Gawker Media has moved to a pay-for-traffic business model, and Valleywag’s Paul Boutin has the full memo. Essentially, Gawker Media writers will now be paid in any given month the greater of two numbers: either their base pay, or the number of times their articles have been viewed, multiplied by their site’s "pageview rate" (as determined every quarter).
Gawker’s Noah Robischon, in the memo, spins this as a way for Gawker "to dispense pay increases automatically," without writers having to curry favor with individual editors. And in an interview in December, outgoing Gawker editor Choire Sicha declared himself happy with this scheme:
I think I’m one of the few who’s really in favor of it, essentially. Conceptually what paying people for their traffic does is it puts income in the hands of the worker; it puts control of the income, in some slightly messy way, in the hands of the people actually doing the writing. I think that’s actually kind of a huge advance.
"Messy" is right, given management’s ability to change pageview rates at whim. But even Robischon admits this system isn’t perfect.
For one thing, it essentially marks the official death of the Gawker Media blog as something you can read by reloading the home page every so often. Since home-page pageviews don’t count towards individual writers’ pageview counts, everything depends on driving readers to individual story pages.
But given how rare it is for a new pay scheme to be made public in such detail, it’s worth examining the economics here.
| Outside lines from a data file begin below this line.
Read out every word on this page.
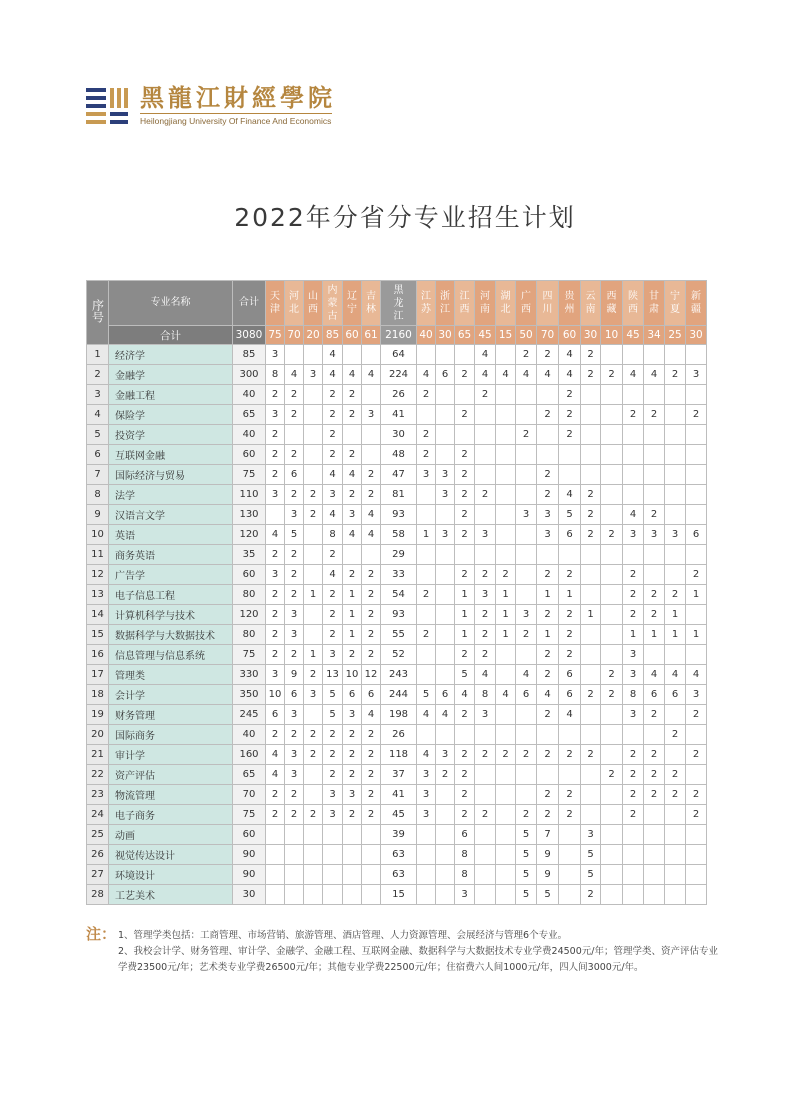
黑龍江財經學院
Heilongjiang University Of Finance And Economics
2022年分省分专业招生计划
序号	专业名称	合计	天津	河北	山西	内蒙古	辽宁	吉林	黑龙江	江苏	浙江	江西	河南	湖北	广西	四川	贵州	云南	西藏	陕西	甘肃	宁夏	新疆
	合计	3080	75	70	20	85	60	61	2160	40	30	65	45	15	50	70	60	30	10	45	34	25	30
1	经济学	85	3			4			64				4		2	2	4	2					
2	金融学	300	8	4	3	4	4	4	224	4	6	2	4	4	4	4	4	2	2	4	4	2	3
3	金融工程	40	2	2		2	2		26	2			2				2						
4	保险学	65	3	2		2	2	3	41			2				2	2			2	2		2
5	投资学	40	2			2			30	2					2		2						
6	互联网金融	60	2	2		2	2		48	2		2											
7	国际经济与贸易	75	2	6		4	4	2	47	3	3	2				2							
8	法学	110	3	2	2	3	2	2	81		3	2	2			2	4	2					
9	汉语言文学	130		3	2	4	3	4	93			2			3	3	5	2		4	2		
10	英语	120	4	5		8	4	4	58	1	3	2	3			3	6	2	2	3	3	3	6
11	商务英语	35	2	2		2			29														
12	广告学	60	3	2		4	2	2	33			2	2	2		2	2			2			2
13	电子信息工程	80	2	2	1	2	1	2	54	2		1	3	1		1	1			2	2	2	1
14	计算机科学与技术	120	2	3		2	1	2	93			1	2	1	3	2	2	1		2	2	1	
15	数据科学与大数据技术	80	2	3		2	1	2	55	2		1	2	1	2	1	2			1	1	1	1
16	信息管理与信息系统	75	2	2	1	3	2	2	52			2	2			2	2			3			
17	管理类	330	3	9	2	13	10	12	243			5	4		4	2	6		2	3	4	4	4
18	会计学	350	10	6	3	5	6	6	244	5	6	4	8	4	6	4	6	2	2	8	6	6	3
19	财务管理	245	6	3		5	3	4	198	4	4	2	3			2	4			3	2		2
20	国际商务	40	2	2	2	2	2	2	26													2	
21	审计学	160	4	3	2	2	2	2	118	4	3	2	2	2	2	2	2	2		2	2		2
22	资产评估	65	4	3		2	2	2	37	3	2	2							2	2	2	2	
23	物流管理	70	2	2		3	3	2	41	3		2				2	2			2	2	2	2
24	电子商务	75	2	2	2	3	2	2	45	3		2	2		2	2	2			2			2
25	动画	60							39			6			5	7		3					
26	视觉传达设计	90							63			8			5	9		5					
27	环境设计	90							63			8			5	9		5					
28	工艺美术	30							15			3			5	5		2					
注： 1、管理学类包括：工商管理、市场营销、旅游管理、酒店管理、人力资源管理、会展经济与管理6个专业。
2、我校会计学、财务管理、审计学、金融学、金融工程、互联网金融、数据科学与大数据技术专业学费24500元/年；管理学类、资产评估专业学费23500元/年；艺术类专业学费26500元/年；其他专业学费22500元/年；住宿费六人间1000元/年，四人间3000元/年。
For one thing, the relationship between base pay and bonuses is exactly the opposite of what it is at most companies. Generally speaking, people with higher salaries get higher bonuses. At Gawker Media, however, it’s the other way around: ceteris paribus, the lower your base pay, the higher your bonus is going to be, since you have to "earn out" your base pay before you get a penny in bonus pay. Consider this anecdote from Robischon:
Four sites are already using the new bonus system (Gawker, Wonkette, Gizmodo and Defamer). One guest editor on Wonkette landed a huge exclusive and walked away with an extra $3k in his paycheck.
I reckon that Robischon is referring to this post, which has received over 380,000 pageviews so far. It’s worth noting that the "guest editor" didn’t even have posting privileges: he’s not credited in the normal byline space but rather at the foot of the post, as "Princess Sparkle Pony". (Which means that his base pay is very low and might even be zero, thereby artificially increasing his bonus.) What’s more, the post is a fortuitous one, a result of the fact that Mr Pony has known the source of the exclusive for "several years". Clearly this is not the kind of thing that your average Gawker Media employee can expect to produce on a regular basis.
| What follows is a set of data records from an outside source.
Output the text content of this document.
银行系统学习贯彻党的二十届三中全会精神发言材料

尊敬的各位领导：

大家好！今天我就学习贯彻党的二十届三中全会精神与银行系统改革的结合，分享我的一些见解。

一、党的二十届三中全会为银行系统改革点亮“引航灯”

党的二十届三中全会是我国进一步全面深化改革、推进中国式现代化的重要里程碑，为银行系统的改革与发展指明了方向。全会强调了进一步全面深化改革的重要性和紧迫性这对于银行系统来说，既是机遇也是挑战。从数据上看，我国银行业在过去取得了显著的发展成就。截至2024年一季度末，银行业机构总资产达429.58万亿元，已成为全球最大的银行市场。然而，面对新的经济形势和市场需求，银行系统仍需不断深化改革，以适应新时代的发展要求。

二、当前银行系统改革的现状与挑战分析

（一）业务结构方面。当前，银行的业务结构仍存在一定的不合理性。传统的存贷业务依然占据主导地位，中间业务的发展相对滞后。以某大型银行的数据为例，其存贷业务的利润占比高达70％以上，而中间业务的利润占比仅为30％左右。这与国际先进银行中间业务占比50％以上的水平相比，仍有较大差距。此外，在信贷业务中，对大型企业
In contrast, Gawker is meant to be a news site, and Denton is looking to poach newspaper reporters at competitive salaries. My feeling is that those reporters won’t be able to expect much in the way of bonuses for some time after they’re hired, just because their base pay is going to be high enough (definitely more than $3,000 a month, in any event) that they won’t be able to earn it out.
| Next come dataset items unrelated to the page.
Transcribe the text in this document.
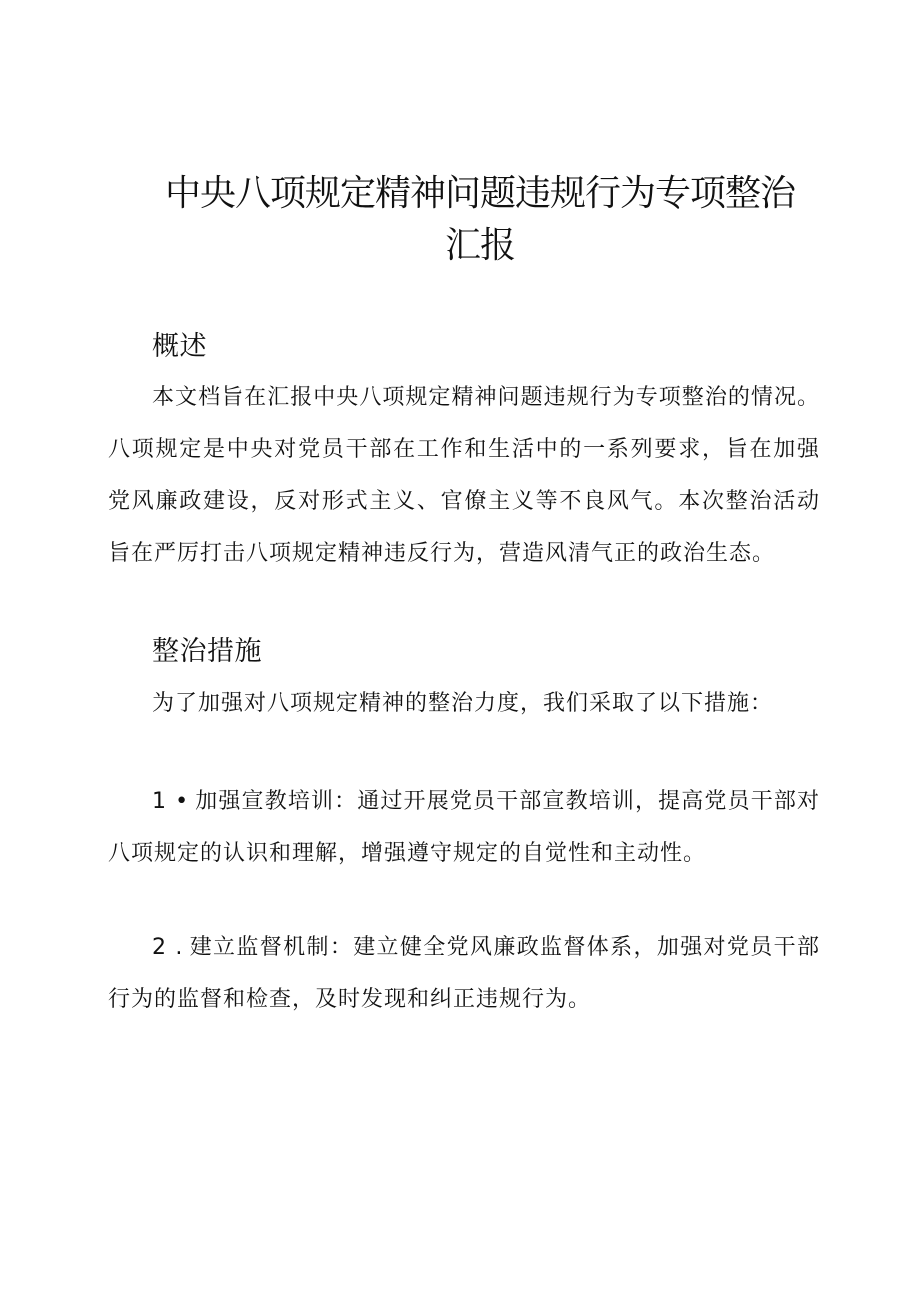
中央八项规定精神问题违规行为专项整治汇报
概述

本文档旨在汇报中央八项规定精神问题违规行为专项整治的情况。八项规定是中央对党员干部在工作和生活中的一系列要求，旨在加强党风廉政建设，反对形式主义、官僚主义等不良风气。本次整治活动旨在严厉打击八项规定精神违反行为，营造风清气正的政治生态。

整治措施

为了加强对八项规定精神的整治力度，我们采取了以下措施：

1 • 加强宣教培训：通过开展党员干部宣教培训，提高党员干部对八项规定的认识和理解，增强遵守规定的自觉性和主动性。

2 . 建立监督机制：建立健全党风廉政监督体系，加强对党员干部行为的监督和检查，及时发现和纠正违规行为。
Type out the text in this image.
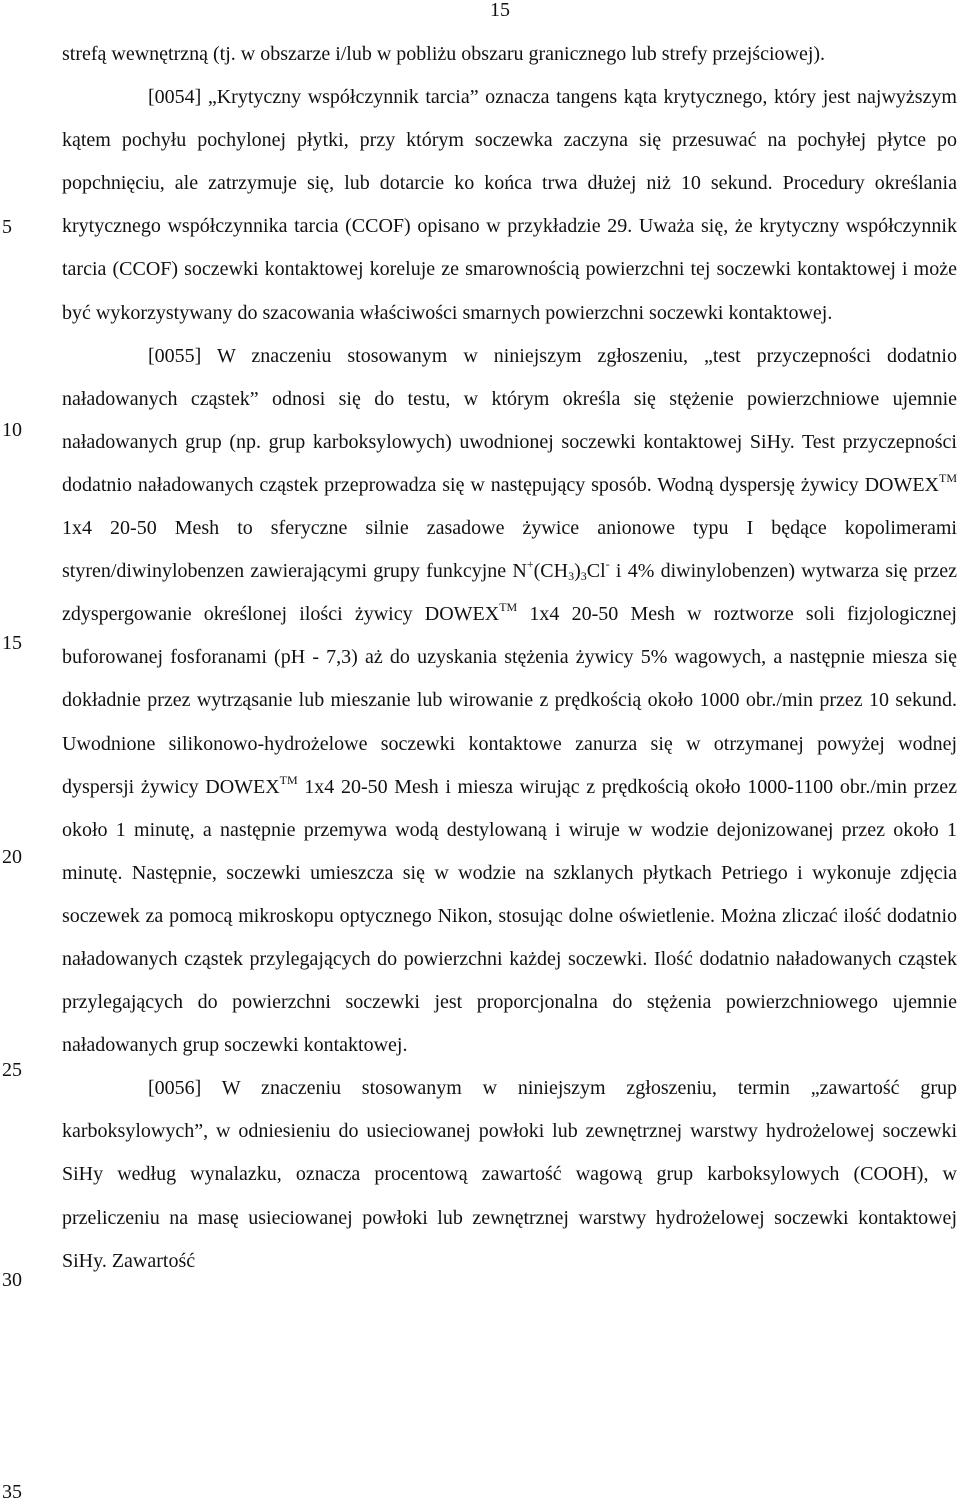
15
5
10
15
20
25
30
35

strefą wewnętrzną (tj. w obszarze i/lub w pobliżu obszaru granicznego lub strefy przejściowej).

[0054] „Krytyczny współczynnik tarcia” oznacza tangens kąta krytycznego, który jest najwyższym kątem pochyłu pochylonej płytki, przy którym soczewka zaczyna się przesuwać na pochyłej płytce po popchnięciu, ale zatrzymuje się, lub dotarcie ko końca trwa dłużej niż 10 sekund. Procedury określania krytycznego współczynnika tarcia (CCOF) opisano w przykładzie 29. Uważa się, że krytyczny współczynnik tarcia (CCOF) soczewki kontaktowej koreluje ze smarownością powierzchni tej soczewki kontaktowej i może być wykorzystywany do szacowania właściwości smarnych powierzchni soczewki kontaktowej.

[0055] W znaczeniu stosowanym w niniejszym zgłoszeniu, „test przyczepności dodatnio naładowanych cząstek” odnosi się do testu, w którym określa się stężenie powierzchniowe ujemnie naładowanych grup (np. grup karboksylowych) uwodnionej soczewki kontaktowej SiHy. Test przyczepności dodatnio naładowanych cząstek przeprowadza się w następujący sposób. Wodną dyspersję żywicy DOWEX™ 1x4 20-50 Mesh to sferyczne silnie zasadowe żywice anionowe typu I będące kopolimerami styren/diwinylobenzen zawierającymi grupy funkcyjne $N^+(CH_3)_3Cl^-$ i 4% diwinylobenzen) wytwarza się przez zdyspergowanie określonej ilości żywicy DOWEX™ 1x4 20-50 Mesh w roztworze soli fizjologicznej buforowanej fosforanami (pH - 7,3) aż do uzyskania stężenia żywicy 5% wagowych, a następnie miesza się dokładnie przez wytrząsanie lub mieszanie lub wirowanie z prędkością około 1000 obr./min przez 10 sekund. Uwodnione silikonowo-hydrożelowe soczewki kontaktowe zanurza się w otrzymanej powyżej wodnej dyspersji żywicy DOWEX™ 1x4 20-50 Mesh i miesza wirując z prędkością około 1000-1100 obr./min przez około 1 minutę, a następnie przemywa wodą destylowaną i wiruje w wodzie dejonizowanej przez około 1 minutę. Następnie, soczewki umieszcza się w wodzie na szklanych płytkach Petriego i wykonuje zdjęcia soczewek za pomocą mikroskopu optycznego Nikon, stosując dolne oświetlenie. Można zliczać ilość dodatnio naładowanych cząstek przylegających do powierzchni każdej soczewki. Ilość dodatnio naładowanych cząstek przylegających do powierzchni soczewki jest proporcjonalna do stężenia powierzchniowego ujemnie naładowanych grup soczewki kontaktowej.

[0056] W znaczeniu stosowanym w niniejszym zgłoszeniu, termin „zawartość grup karboksylowych”, w odniesieniu do usieciowanej powłoki lub zewnętrznej warstwy hydrożelowej soczewki SiHy według wynalazku, oznacza procentową zawartość wagową grup karboksylowych (COOH), w przeliczeniu na masę usieciowanej powłoki lub zewnętrznej warstwy hydrożelowej soczewki kontaktowej SiHy. Zawartość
On the other hand, long-standing Gawker Media employees are in a much better position:
You will be eligible for a bonus based on the number of pageviews your posts receive each month. This total includes any pageview on any story with your byline that was read during the month, even if the story is months or years old.
This is music to the ears of anybody who’s been writing on sites like Lifehacker or Gridskipper for some time – those posts can remain fresh for years. On the other hand, it’s unlikely to be much use to Gawker writers, and not only because there aren’t any longstanding Gawker writers. And more generally, this pay scheme makes it harder to join Gawker – since new writers don’t have an archive of old stories generating page views – and also (marginally) harder to leave it once you’ve been there for some time.
At least two things remain to be seen: whether the new pay scheme will increase the amount of salaciousness at the expense of the sites’ broader credibility, and whether the new pay scheme will adequately reward the kind of old-fashioned shoe-leather journalism that Denton wants to encourage at Gawker. One thing I’ve noticed in my years blogging is that your most popular posts are never your best posts, and that it’s pretty much impossible to predict which posts are going to catch on and get lots of pageviews. The new Gawker pay scheme, then, might well end up simply rewarding the lucky, rather than the good.